In reality, teenagers have ultimate control of all their medical decisions and it’s standard procedure to keep medical treatment confidential from around age fourteen. And the ramifications of pregnancy don’t go away once you give birth. A child is a lifetime obligation, and it’s ridiculous for someone to force you to bear a child that you’ll have to take care of forever just because of their opinion when you happen to be sixteen. Imagine the outrage if a parent, say, forced their teen to get a big Jesus tattoo. Well, a tattoo is a lot easier to get rid of than a kid.

Sure, you say, but this is just notification, right? Wrong. It is entirely legal to hire a company to pick up your kid on her way to school, put her in handcuffs and shove her on a plane to an off-shore “center” where she can have her movement restricted, be beaten, be tortured and otherwise be treated poorly. It’s totally legal to make sure your child never leaves the house unescorted. Making sure your kid doesn’t get that abortion is a legal and practical piece of cake. Don’t worry, she’ll thank you when she’s eighteen years old and suddenly left to raise and support a three year old on nothing more than a high school education! Of course, the people that forced her to have that kid have no financial or legal obligations any more. Have a nice life with your kid!

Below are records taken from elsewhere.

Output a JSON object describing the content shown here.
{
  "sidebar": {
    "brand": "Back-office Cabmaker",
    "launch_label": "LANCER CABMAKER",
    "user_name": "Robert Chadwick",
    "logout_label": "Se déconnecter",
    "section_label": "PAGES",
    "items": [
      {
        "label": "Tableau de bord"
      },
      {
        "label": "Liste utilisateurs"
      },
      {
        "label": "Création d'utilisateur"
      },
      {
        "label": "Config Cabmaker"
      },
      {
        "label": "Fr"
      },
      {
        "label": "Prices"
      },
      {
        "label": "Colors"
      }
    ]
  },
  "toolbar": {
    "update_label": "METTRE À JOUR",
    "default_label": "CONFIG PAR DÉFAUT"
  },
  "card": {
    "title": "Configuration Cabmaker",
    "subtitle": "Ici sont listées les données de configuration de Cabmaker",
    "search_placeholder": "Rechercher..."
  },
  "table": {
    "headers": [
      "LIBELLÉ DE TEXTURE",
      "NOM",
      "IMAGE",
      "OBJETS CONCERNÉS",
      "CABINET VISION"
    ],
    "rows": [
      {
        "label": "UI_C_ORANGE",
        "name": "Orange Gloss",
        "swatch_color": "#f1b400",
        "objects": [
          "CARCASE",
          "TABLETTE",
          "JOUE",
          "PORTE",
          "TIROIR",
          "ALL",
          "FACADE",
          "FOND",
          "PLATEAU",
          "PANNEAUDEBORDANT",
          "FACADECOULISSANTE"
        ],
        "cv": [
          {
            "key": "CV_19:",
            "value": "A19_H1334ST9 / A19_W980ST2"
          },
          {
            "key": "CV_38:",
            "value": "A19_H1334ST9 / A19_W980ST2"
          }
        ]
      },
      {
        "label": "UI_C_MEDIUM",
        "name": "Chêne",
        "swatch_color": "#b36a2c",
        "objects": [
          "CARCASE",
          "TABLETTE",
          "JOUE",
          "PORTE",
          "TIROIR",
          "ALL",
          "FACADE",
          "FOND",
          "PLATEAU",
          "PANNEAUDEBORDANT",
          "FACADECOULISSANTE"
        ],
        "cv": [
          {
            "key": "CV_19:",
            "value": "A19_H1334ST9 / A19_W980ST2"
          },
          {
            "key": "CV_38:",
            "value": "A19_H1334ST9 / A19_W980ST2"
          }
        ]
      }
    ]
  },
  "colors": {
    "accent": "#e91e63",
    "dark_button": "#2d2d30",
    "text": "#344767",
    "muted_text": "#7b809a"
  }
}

Same reason I don’t like counseling, and because I’m concerned it would lead to young people being forced to have children.

Actually, Mr2001 makes a sound point by implication. Forcing one’s child to bear a child against her will is REALLY giving parents power over their kids. We agree that parents should not be allowed to impregnate their kids, torture their kids or maim them, so there ARE limits on what powers we think a parent should have over their children. Isn’t CHILDBIRTH extreme enough to raise legitimate concerns over whether or not it falls under the rubric of parental power?